La disposition qui avait été introduite par l'Assemblée nationale a en effet
un champ limité à certains établissements publics de coopération intercommunale
pour lesquels une telle mesure, vous l'avez dit, monsieur le rapporteur
général, peut se comprendre compte tenu de la corrélation qui existe entre leur
taux de taxe professionnelle et leur niveau d'intégration fiscale. Mais cette
disposition présente un certain nombre de risques dans la mesure où elle
pourrait être étendue à d'autres catégories de collectivités locales pour
lesquelles une modification des règles actuelles ne serait pas justifiée.
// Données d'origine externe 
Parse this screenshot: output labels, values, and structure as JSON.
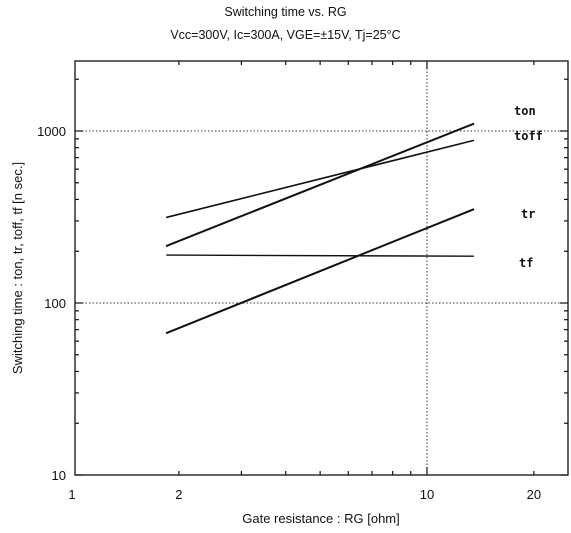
{
  "chart_data": {
    "type": "line",
    "title": "Switching time  vs.  RG",
    "subtitle": "Vcc=300V, Ic=300A, VGE=±15V, Tj=25°C",
    "xlabel": "Gate  resistance  :  RG [ohm]",
    "ylabel": "Switching  time  :  ton, tr, toff, tf  [n sec.]",
    "xscale": "log",
    "yscale": "log",
    "xlim": [
      1,
      25
    ],
    "ylim": [
      10,
      3000
    ],
    "xticks": [
      1,
      2,
      10,
      20
    ],
    "xtick_labels": [
      "1",
      "2",
      "10",
      "20"
    ],
    "yticks": [
      10,
      100,
      1000
    ],
    "ytick_labels": [
      "10",
      "100",
      "1000"
    ],
    "grid": "major dotted",
    "series": [
      {
        "name": "ton",
        "x": [
          1.85,
          13.5
        ],
        "y": [
          215,
          1100
        ]
      },
      {
        "name": "toff",
        "x": [
          1.85,
          13.5
        ],
        "y": [
          315,
          880
        ]
      },
      {
        "name": "tr",
        "x": [
          1.85,
          13.5
        ],
        "y": [
          67,
          350
        ]
      },
      {
        "name": "tf",
        "x": [
          1.85,
          13.5
        ],
        "y": [
          190,
          187
        ]
      }
    ]
  }
}
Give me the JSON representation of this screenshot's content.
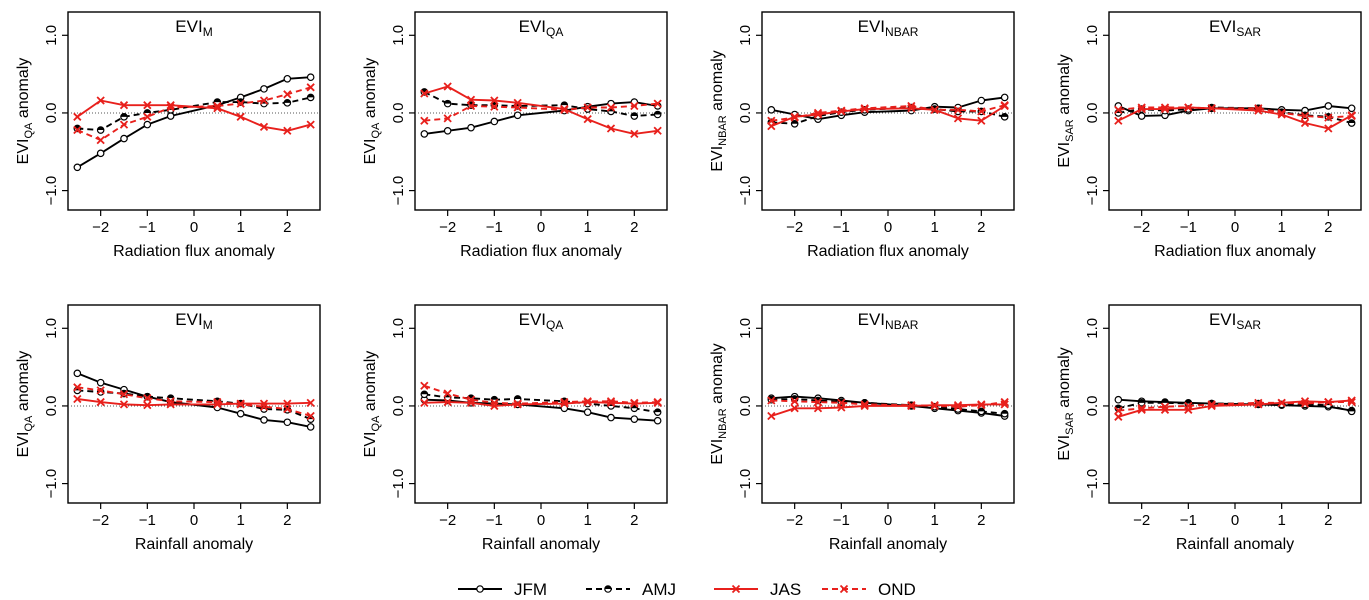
{
  "colors": {
    "black": "#000000",
    "red": "#e8201c"
  },
  "legend": {
    "placement": "bottom-center",
    "items": [
      {
        "label": "JFM",
        "color": "#000000",
        "dash": "solid",
        "marker": "circle"
      },
      {
        "label": "AMJ",
        "color": "#000000",
        "dash": "dashed",
        "marker": "half-circle"
      },
      {
        "label": "JAS",
        "color": "#e8201c",
        "dash": "solid",
        "marker": "cross"
      },
      {
        "label": "OND",
        "color": "#e8201c",
        "dash": "dashed",
        "marker": "cross"
      }
    ]
  },
  "chart_data": [
    {
      "type": "line",
      "title": "EVI",
      "title_sub": "M",
      "xlabel": "Radiation flux anomaly",
      "ylabel": "EVI",
      "ylabel_sub": "QA",
      "ylabel_suffix": " anomaly",
      "xlim": [
        -2.7,
        2.7
      ],
      "ylim": [
        -1.25,
        1.3
      ],
      "xticks": [
        -2,
        -1,
        0,
        1,
        2
      ],
      "yticks": [
        -1.0,
        0.0,
        1.0
      ],
      "x": [
        -2.5,
        -2,
        -1.5,
        -1,
        -0.5,
        0.5,
        1,
        1.5,
        2,
        2.5
      ],
      "series": [
        {
          "name": "JFM",
          "values": [
            -0.7,
            -0.52,
            -0.33,
            -0.15,
            -0.04,
            0.1,
            0.2,
            0.31,
            0.44,
            0.46
          ]
        },
        {
          "name": "AMJ",
          "values": [
            -0.2,
            -0.22,
            -0.05,
            0.0,
            0.04,
            0.14,
            0.14,
            0.12,
            0.13,
            0.2
          ]
        },
        {
          "name": "JAS",
          "values": [
            -0.05,
            0.16,
            0.1,
            0.1,
            0.1,
            0.06,
            -0.05,
            -0.18,
            -0.23,
            -0.15
          ]
        },
        {
          "name": "OND",
          "values": [
            -0.22,
            -0.35,
            -0.15,
            -0.05,
            0.07,
            0.09,
            0.12,
            0.16,
            0.24,
            0.33
          ]
        }
      ]
    },
    {
      "type": "line",
      "title": "EVI",
      "title_sub": "QA",
      "xlabel": "Radiation flux anomaly",
      "ylabel": "EVI",
      "ylabel_sub": "QA",
      "ylabel_suffix": " anomaly",
      "xlim": [
        -2.7,
        2.7
      ],
      "ylim": [
        -1.25,
        1.3
      ],
      "xticks": [
        -2,
        -1,
        0,
        1,
        2
      ],
      "yticks": [
        -1.0,
        0.0,
        1.0
      ],
      "x": [
        -2.5,
        -2,
        -1.5,
        -1,
        -0.5,
        0.5,
        1,
        1.5,
        2,
        2.5
      ],
      "series": [
        {
          "name": "JFM",
          "values": [
            -0.27,
            -0.23,
            -0.19,
            -0.11,
            -0.03,
            0.03,
            0.08,
            0.12,
            0.14,
            0.09
          ]
        },
        {
          "name": "AMJ",
          "values": [
            0.27,
            0.12,
            0.1,
            0.1,
            0.09,
            0.1,
            0.05,
            0.02,
            -0.04,
            -0.02
          ]
        },
        {
          "name": "JAS",
          "values": [
            0.25,
            0.34,
            0.17,
            0.16,
            0.13,
            0.05,
            -0.08,
            -0.2,
            -0.27,
            -0.23
          ]
        },
        {
          "name": "OND",
          "values": [
            -0.1,
            -0.07,
            0.09,
            0.08,
            0.07,
            0.04,
            0.07,
            0.07,
            0.09,
            0.12
          ]
        }
      ]
    },
    {
      "type": "line",
      "title": "EVI",
      "title_sub": "NBAR",
      "xlabel": "Radiation flux anomaly",
      "ylabel": "EVI",
      "ylabel_sub": "NBAR",
      "ylabel_suffix": " anomaly",
      "xlim": [
        -2.7,
        2.7
      ],
      "ylim": [
        -1.25,
        1.3
      ],
      "xticks": [
        -2,
        -1,
        0,
        1,
        2
      ],
      "yticks": [
        -1.0,
        0.0,
        1.0
      ],
      "x": [
        -2.5,
        -2,
        -1.5,
        -1,
        -0.5,
        0.5,
        1,
        1.5,
        2,
        2.5
      ],
      "series": [
        {
          "name": "JFM",
          "values": [
            0.04,
            -0.02,
            -0.08,
            -0.03,
            0.01,
            0.03,
            0.08,
            0.07,
            0.16,
            0.2
          ]
        },
        {
          "name": "AMJ",
          "values": [
            -0.12,
            -0.14,
            -0.04,
            0.01,
            0.04,
            0.07,
            0.05,
            0.02,
            0.02,
            -0.05
          ]
        },
        {
          "name": "JAS",
          "values": [
            -0.17,
            -0.05,
            -0.02,
            0.02,
            0.05,
            0.06,
            0.04,
            -0.07,
            -0.1,
            0.09
          ]
        },
        {
          "name": "OND",
          "values": [
            -0.1,
            -0.06,
            0.0,
            0.03,
            0.06,
            0.09,
            0.04,
            0.04,
            0.02,
            0.1
          ]
        }
      ]
    },
    {
      "type": "line",
      "title": "EVI",
      "title_sub": "SAR",
      "xlabel": "Radiation flux anomaly",
      "ylabel": "EVI",
      "ylabel_sub": "SAR",
      "ylabel_suffix": " anomaly",
      "xlim": [
        -2.7,
        2.7
      ],
      "ylim": [
        -1.25,
        1.3
      ],
      "xticks": [
        -2,
        -1,
        0,
        1,
        2
      ],
      "yticks": [
        -1.0,
        0.0,
        1.0
      ],
      "x": [
        -2.5,
        -2,
        -1.5,
        -1,
        -0.5,
        0.5,
        1,
        1.5,
        2,
        2.5
      ],
      "series": [
        {
          "name": "JFM",
          "values": [
            0.09,
            -0.04,
            -0.03,
            0.03,
            0.06,
            0.06,
            0.04,
            0.03,
            0.09,
            0.06
          ]
        },
        {
          "name": "AMJ",
          "values": [
            0.0,
            0.05,
            0.03,
            0.05,
            0.07,
            0.06,
            0.01,
            -0.03,
            -0.05,
            -0.13
          ]
        },
        {
          "name": "JAS",
          "values": [
            -0.1,
            0.05,
            0.05,
            0.07,
            0.06,
            0.03,
            -0.02,
            -0.13,
            -0.2,
            -0.03
          ]
        },
        {
          "name": "OND",
          "values": [
            0.04,
            0.07,
            0.07,
            0.07,
            0.06,
            0.06,
            0.0,
            -0.04,
            -0.06,
            -0.04
          ]
        }
      ]
    },
    {
      "type": "line",
      "title": "EVI",
      "title_sub": "M",
      "xlabel": "Rainfall anomaly",
      "ylabel": "EVI",
      "ylabel_sub": "QA",
      "ylabel_suffix": " anomaly",
      "xlim": [
        -2.7,
        2.7
      ],
      "ylim": [
        -1.25,
        1.3
      ],
      "xticks": [
        -2,
        -1,
        0,
        1,
        2
      ],
      "yticks": [
        -1.0,
        0.0,
        1.0
      ],
      "x": [
        -2.5,
        -2,
        -1.5,
        -1,
        -0.5,
        0.5,
        1,
        1.5,
        2,
        2.5
      ],
      "series": [
        {
          "name": "JFM",
          "values": [
            0.42,
            0.3,
            0.21,
            0.12,
            0.05,
            -0.02,
            -0.1,
            -0.18,
            -0.21,
            -0.27
          ]
        },
        {
          "name": "AMJ",
          "values": [
            0.2,
            0.18,
            0.16,
            0.12,
            0.1,
            0.06,
            0.03,
            -0.04,
            -0.05,
            -0.17
          ]
        },
        {
          "name": "JAS",
          "values": [
            0.09,
            0.05,
            0.02,
            0.01,
            0.02,
            0.02,
            0.03,
            0.03,
            0.03,
            0.04
          ]
        },
        {
          "name": "OND",
          "values": [
            0.24,
            0.2,
            0.15,
            0.1,
            0.06,
            0.05,
            0.02,
            -0.01,
            -0.04,
            -0.13
          ]
        }
      ]
    },
    {
      "type": "line",
      "title": "EVI",
      "title_sub": "QA",
      "xlabel": "Rainfall anomaly",
      "ylabel": "EVI",
      "ylabel_sub": "QA",
      "ylabel_suffix": " anomaly",
      "xlim": [
        -2.7,
        2.7
      ],
      "ylim": [
        -1.25,
        1.3
      ],
      "xticks": [
        -2,
        -1,
        0,
        1,
        2
      ],
      "yticks": [
        -1.0,
        0.0,
        1.0
      ],
      "x": [
        -2.5,
        -2,
        -1.5,
        -1,
        -0.5,
        0.5,
        1,
        1.5,
        2,
        2.5
      ],
      "series": [
        {
          "name": "JFM",
          "values": [
            0.08,
            0.07,
            0.04,
            0.03,
            0.02,
            -0.03,
            -0.08,
            -0.15,
            -0.17,
            -0.19
          ]
        },
        {
          "name": "AMJ",
          "values": [
            0.15,
            0.11,
            0.1,
            0.08,
            0.09,
            0.06,
            0.03,
            0.0,
            -0.03,
            -0.08
          ]
        },
        {
          "name": "JAS",
          "values": [
            0.04,
            0.05,
            0.04,
            0.0,
            0.02,
            0.03,
            0.05,
            0.04,
            0.03,
            0.04
          ]
        },
        {
          "name": "OND",
          "values": [
            0.26,
            0.16,
            0.08,
            0.04,
            0.03,
            0.05,
            0.06,
            0.06,
            0.04,
            0.05
          ]
        }
      ]
    },
    {
      "type": "line",
      "title": "EVI",
      "title_sub": "NBAR",
      "xlabel": "Rainfall anomaly",
      "ylabel": "EVI",
      "ylabel_sub": "NBAR",
      "ylabel_suffix": " anomaly",
      "xlim": [
        -2.7,
        2.7
      ],
      "ylim": [
        -1.25,
        1.3
      ],
      "xticks": [
        -2,
        -1,
        0,
        1,
        2
      ],
      "yticks": [
        -1.0,
        0.0,
        1.0
      ],
      "x": [
        -2.5,
        -2,
        -1.5,
        -1,
        -0.5,
        0.5,
        1,
        1.5,
        2,
        2.5
      ],
      "series": [
        {
          "name": "JFM",
          "values": [
            0.1,
            0.12,
            0.1,
            0.07,
            0.04,
            0.0,
            -0.03,
            -0.06,
            -0.09,
            -0.13
          ]
        },
        {
          "name": "AMJ",
          "values": [
            0.08,
            0.09,
            0.07,
            0.05,
            0.04,
            0.01,
            -0.01,
            -0.04,
            -0.07,
            -0.1
          ]
        },
        {
          "name": "JAS",
          "values": [
            -0.13,
            -0.03,
            -0.03,
            -0.02,
            0.0,
            0.0,
            0.01,
            0.01,
            0.02,
            0.02
          ]
        },
        {
          "name": "OND",
          "values": [
            0.07,
            0.06,
            0.05,
            0.04,
            0.02,
            0.01,
            0.0,
            -0.01,
            0.01,
            0.05
          ]
        }
      ]
    },
    {
      "type": "line",
      "title": "EVI",
      "title_sub": "SAR",
      "xlabel": "Rainfall anomaly",
      "ylabel": "EVI",
      "ylabel_sub": "SAR",
      "ylabel_suffix": " anomaly",
      "xlim": [
        -2.7,
        2.7
      ],
      "ylim": [
        -1.25,
        1.3
      ],
      "xticks": [
        -2,
        -1,
        0,
        1,
        2
      ],
      "yticks": [
        -1.0,
        0.0,
        1.0
      ],
      "x": [
        -2.5,
        -2,
        -1.5,
        -1,
        -0.5,
        0.5,
        1,
        1.5,
        2,
        2.5
      ],
      "series": [
        {
          "name": "JFM",
          "values": [
            0.08,
            0.06,
            0.05,
            0.04,
            0.03,
            0.02,
            0.01,
            0.0,
            -0.01,
            -0.06
          ]
        },
        {
          "name": "AMJ",
          "values": [
            -0.03,
            0.04,
            0.04,
            0.03,
            0.03,
            0.03,
            0.02,
            0.02,
            0.01,
            -0.07
          ]
        },
        {
          "name": "JAS",
          "values": [
            -0.14,
            -0.05,
            -0.05,
            -0.05,
            0.0,
            0.02,
            0.04,
            0.06,
            0.05,
            0.07
          ]
        },
        {
          "name": "OND",
          "values": [
            -0.06,
            -0.03,
            -0.01,
            0.0,
            0.02,
            0.04,
            0.04,
            0.03,
            0.05,
            0.05
          ]
        }
      ]
    }
  ]
}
Au demeurant, les évolutions éventuelles du mode de calcul du potentiel fiscal
me paraissent pouvoir être étudiées dans le cadre du rapport que le
Gouvernement doit présenter au Parlement avant la fin de 2001 sur la réforme
des finances locales. Il me semble préférable d'attendre que ce travail soit
mené à bien avant de corriger ce dispositif, dont on mesure bien les
imperfections. Mais est-on sûr que le correctif que vous souhaitez y apporter
le rendra meilleur ?
En conséquence, je m'en remets à la sagesse du Sénat.
M. le président.
Je vais mettre aux voix l'amendement n° II-65.
M. Yves Fréville.
Je demande la parole pour explication de vote.
M. le président.
La parole est à M. Fréville.
M. Yves Fréville.
Je souscris en tout point à l'argumentation de M. le rapporteur général.
Par son amendement, M. Bonrepaux a voulu résoudre un vrai problème, problème
qui a également été posé en première partie par M. Valade pour les communautés
urbaines. Mais c'est un problème général, qui ne se limite pas à telle ou telle
catégorie, à une catégorie d'EPCI ou aux seules communes. Il me paraît en effet
souhaitable de conserver la même définition du potentiel fiscal pour tous et de
ne pas réserver un sort particulier aux communautés de communes à fiscalité
additionnelle, quitte, après simulation, à proposer une autre solution.
La suggestion de M. le rapporteur général me paraît donc empreinte de
sagesse.
M. Alain Lambert,
président de la commission des finances.
Comme toujours !
M. le président.
Personne ne demande plus la parole ?...
Je mets aux voix l'amendement n° II-65, pour lequel le Gouvernement s'en remet
à la sagesse du Sénat.
M. Michel Charasse.
Le groupe socialiste s'abstient.
M. Thierry Foucaud.
Le groupe communiste républicain et citoyen également.
(L'amendement est adopté.)
M. le président.
En conséquence, l'article 48
sexies
est supprimé.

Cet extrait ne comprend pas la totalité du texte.